The amount of sleep your baby needs is based on his age, plus a few other important factors. Here is a quick overview of two sleep ranges during the first year:
Newborn up to 3 months. A healthy baby in this age group should have a total of 14 to 17 hours of sleep in a 24-hour day. Typically, she sleeps in short bursts for two to four hours, waking up to be fed, belching, changed, and calmed down. And although a sleep schedule is not suggested, your baby is likely to lie down for eight to 12 hours at night, and the rest occurs during two to five daytime naps (although it may vary from one baby to another).
4-6 months. During this age period, you can expect your baby to sleep between 12 and 16 hours a day with night periods that reach five to six hours in a row (this is called “sleeping all night”). Your little one’s naps will also consolidate. Look for about three a day at the age of 5 months. And your baby’s sleep habits will eventually join the rest of the family routine, as he will start sleeping more at night and less during the day.
From 7 to 11 months. Total sleep remains almost the same, but night stretches can reach 10-12 hours, and naps will consolidate even more than three to two.
Premature birth. If your baby was born prematurely, your sleep count differs from that of term babies. Premature babies can sleep up to 22 hours a day, depending on their premature age and will wake up more often to feed. As for joining larger pieces of night sleep (six hours or more), a premature baby will not get there so quickly. In fact, it may take until they are 10 or 12 months to accomplish this feat.
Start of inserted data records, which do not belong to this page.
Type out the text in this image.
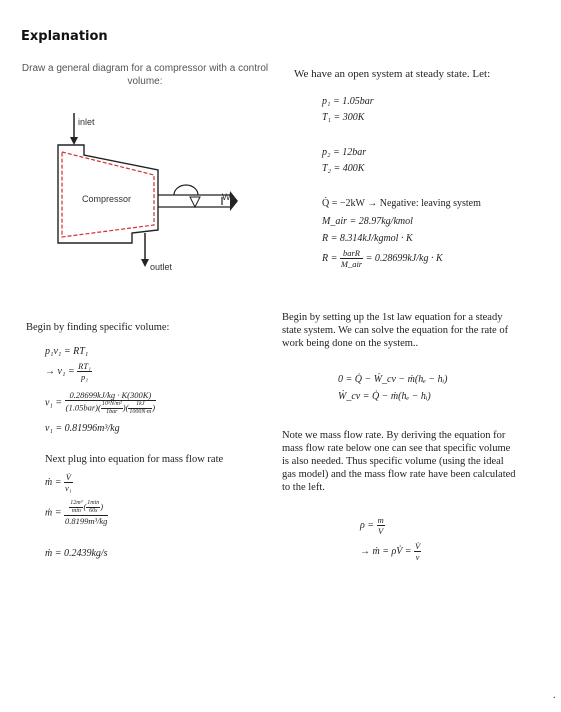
Explanation
Draw a general diagram for a compressor with a control volume:
inlet
Compressor	Wᵢₙ
outlet
We have an open system at steady state. Let:
p₁ = 1.05bar
T₁ = 300K
p₂ = 12bar
T₂ = 400K
Q̇ = −2kW → Negative: leaving system
M_air = 28.97kg/kmol
R = 8.314kJ/kgmol · K
$R = \frac{\text{barR}}{\text{M\_air}} = 0.28699kJ/kg \cdot K$
Begin by finding specific volume:
p₁v₁ = RT₁
→ $v_1 = \frac{\text{RT₁}}{\text{p₁}}$
v₁ = 0.28699kJ/kg · K(300K)
(1.05bar)( 10⁵N/m²
1bar )( $\frac{1kJ}{1000N\cdot m}$ )
v₁ = 0.81996m³/kg
Next plug into equation for mass flow rate
ṁ = $\frac{V̇}{\text{v₁}}$
ṁ = 12m³
min ( 1min
60s )
0.8199m³/kg
ṁ = 0.2439kg/s
Begin by setting up the 1st law equation for a steady state system. We can solve the equation for the rate of work being done on the system..
0 = Q̇ − Ẇ_cv − ṁ(hₑ − hᵢ)
Ẇ_cv = Q̇ − ṁ(hₑ − hᵢ)
Note we mass flow rate. By deriving the equation for mass flow rate below one can see that specific volume is also needed. Thus specific volume (using the ideal gas model) and the mass flow rate have been calculated to the left.
$\rho = \frac{m}{V}$
→ ṁ = ρV̇ = $\frac{V̇}{v}$
.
Feeding method. Bottle-fed babies tend to wake up less often at night and sleep longer than their breastfed cousins because the formula takes longer to digest. But the formula is also not a magic ball of sleep since both feeding methods always result in the same amount of total sleep. And by the time your baby is 9 months old, any difference between the two is no longer apparent.
Belief That Things Will Change on Their Own
You can wait, pray and wish that your baby will magically start sleeping all night. Perhaps you cross your fingers so that it “outgrows” this step, and you will not have to do anything different at all. It is a very rare baby who wakes up at night and suddenly decides to sleep all night alone. Of course, this can happen to you, but your baby can be two, three or four years old when he does! Now decide whether you have the patience to wait so long, or whether you are ready to move the process along smoothly.
What is sleep training?
Sleep training is a process that allows a baby to learn to fall asleep and stay asleep all night. Some babies do this quickly and easily. But many others have trouble sleeping — or returning to sleep when they wake up — and need help along the way. Below, we describe the 5 main approaches to sleep training.
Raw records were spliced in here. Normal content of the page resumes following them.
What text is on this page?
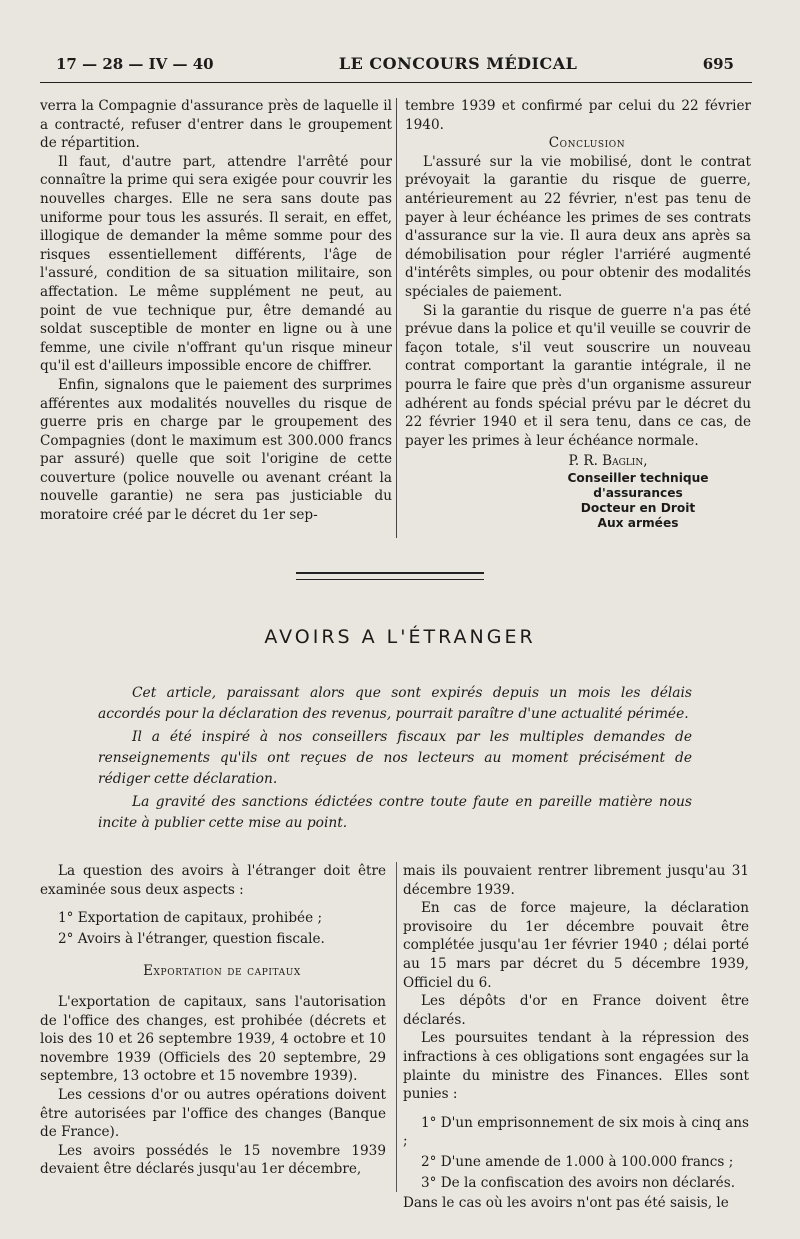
17 — 28 — IV — 40	LE CONCOURS MÉDICAL	695

verra la Compagnie d'assurance près de laquelle il a contracté, refuser d'entrer dans le groupement de répartition.

Il faut, d'autre part, attendre l'arrêté pour connaître la prime qui sera exigée pour couvrir les nouvelles charges. Elle ne sera sans doute pas uniforme pour tous les assurés. Il serait, en effet, illogique de demander la même somme pour des risques essentiellement différents, l'âge de l'assuré, condition de sa situation militaire, son affectation. Le même supplément ne peut, au point de vue technique pur, être demandé au soldat susceptible de monter en ligne ou à une femme, une civile n'offrant qu'un risque mineur qu'il est d'ailleurs impossible encore de chiffrer.

Enfin, signalons que le paiement des surprimes afférentes aux modalités nouvelles du risque de guerre pris en charge par le groupement des Compagnies (dont le maximum est 300.000 francs par assuré) quelle que soit l'origine de cette couverture (police nouvelle ou avenant créant la nouvelle garantie) ne sera pas justiciable du moratoire créé par le décret du 1er sep-

tembre 1939 et confirmé par celui du 22 février 1940.

Conclusion

L'assuré sur la vie mobilisé, dont le contrat prévoyait la garantie du risque de guerre, antérieurement au 22 février, n'est pas tenu de payer à leur échéance les primes de ses contrats d'assurance sur la vie. Il aura deux ans après sa démobilisation pour régler l'arriéré augmenté d'intérêts simples, ou pour obtenir des modalités spéciales de paiement.

Si la garantie du risque de guerre n'a pas été prévue dans la police et qu'il veuille se couvrir de façon totale, s'il veut souscrire un nouveau contrat comportant la garantie intégrale, il ne pourra le faire que près d'un organisme assureur adhérent au fonds spécial prévu par le décret du 22 février 1940 et il sera tenu, dans ce cas, de payer les primes à leur échéance normale.

P. R. Baglin,
Conseiller technique d'assurances
Docteur en Droit
Aux armées
AVOIRS A L'ÉTRANGER

Cet article, paraissant alors que sont expirés depuis un mois les délais accordés pour la déclaration des revenus, pourrait paraître d'une actualité périmée.

Il a été inspiré à nos conseillers fiscaux par les multiples demandes de renseignements qu'ils ont reçues de nos lecteurs au moment précisément de rédiger cette déclaration.

La gravité des sanctions édictées contre toute faute en pareille matière nous incite à publier cette mise au point.

La question des avoirs à l'étranger doit être examinée sous deux aspects :

1° Exportation de capitaux, prohibée ;

2° Avoirs à l'étranger, question fiscale.

Exportation de capitaux

L'exportation de capitaux, sans l'autorisation de l'office des changes, est prohibée (décrets et lois des 10 et 26 septembre 1939, 4 octobre et 10 novembre 1939 (Officiels des 20 septembre, 29 septembre, 13 octobre et 15 novembre 1939).

Les cessions d'or ou autres opérations doivent être autorisées par l'office des changes (Banque de France).

Les avoirs possédés le 15 novembre 1939 devaient être déclarés jusqu'au 1er décembre,

mais ils pouvaient rentrer librement jusqu'au 31 décembre 1939.

En cas de force majeure, la déclaration provisoire du 1er décembre pouvait être complétée jusqu'au 1er février 1940 ; délai porté au 15 mars par décret du 5 décembre 1939, Officiel du 6.

Les dépôts d'or en France doivent être déclarés.

Les poursuites tendant à la répression des infractions à ces obligations sont engagées sur la plainte du ministre des Finances. Elles sont punies :

1° D'un emprisonnement de six mois à cinq ans ;

2° D'une amende de 1.000 à 100.000 francs ;

3° De la confiscation des avoirs non déclarés.

Dans le cas où les avoirs n'ont pas été saisis, le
Method of fading: With this method, parents help their baby fall asleep with soothing techniques (feeding, rocking, talking, etc.) Your baby will naturally need less comfort over time, so he can gradually “fade” from his routine before going to bed.
Ferber method: Parents control their crying child at gradually increasing intervals of time, which promotes self-calming and independent sleep.
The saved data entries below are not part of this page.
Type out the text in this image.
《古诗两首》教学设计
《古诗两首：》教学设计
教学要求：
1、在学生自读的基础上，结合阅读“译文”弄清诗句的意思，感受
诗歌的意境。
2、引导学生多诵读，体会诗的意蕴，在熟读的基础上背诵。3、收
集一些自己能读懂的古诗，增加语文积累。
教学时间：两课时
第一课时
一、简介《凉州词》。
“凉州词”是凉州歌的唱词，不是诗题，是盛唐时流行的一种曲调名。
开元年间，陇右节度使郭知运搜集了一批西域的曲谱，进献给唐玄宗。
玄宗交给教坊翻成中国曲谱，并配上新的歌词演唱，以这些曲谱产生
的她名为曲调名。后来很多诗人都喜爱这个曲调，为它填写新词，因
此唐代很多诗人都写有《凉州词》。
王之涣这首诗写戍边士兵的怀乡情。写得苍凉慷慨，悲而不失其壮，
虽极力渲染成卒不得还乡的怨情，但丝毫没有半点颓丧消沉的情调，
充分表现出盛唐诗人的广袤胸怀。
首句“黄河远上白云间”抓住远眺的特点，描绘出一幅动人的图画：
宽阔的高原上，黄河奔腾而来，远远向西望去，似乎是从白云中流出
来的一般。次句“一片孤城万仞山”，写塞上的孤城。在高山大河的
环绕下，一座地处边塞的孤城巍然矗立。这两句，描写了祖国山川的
Pick-Up/Put-Down Method: Parents pick up their baby when crying or agitating, then put it down after comforting, repeating until they fall asleep.
Cry it Out Method: After the bedtime routine, babies let themselves “cry” until they fall asleep independently.
Chair method: Mom or dad sits next to the crib in a chair until the baby falls asleep, trying not to calm down if they become picky. Gradually move the chair further from the crib every evening until it is out of the room and out of view.
When can I start training in sleep?
Most experts recommend starting when your baby is 4-6 months old. At approximately 4 months, babies usually begin to develop regular sleep and wake up cycles and abandon most of their night meals. These are signs that they may be ready to start sleep training.
Many babies of this age can also sleep for long periods at night. Of course, every baby is different: some may not be ready to train until they are a little older. Some babies sleep seven hours or more at an early age, while others sleep much later. If you are not sure that your baby is ready to sleep, ask your doctor.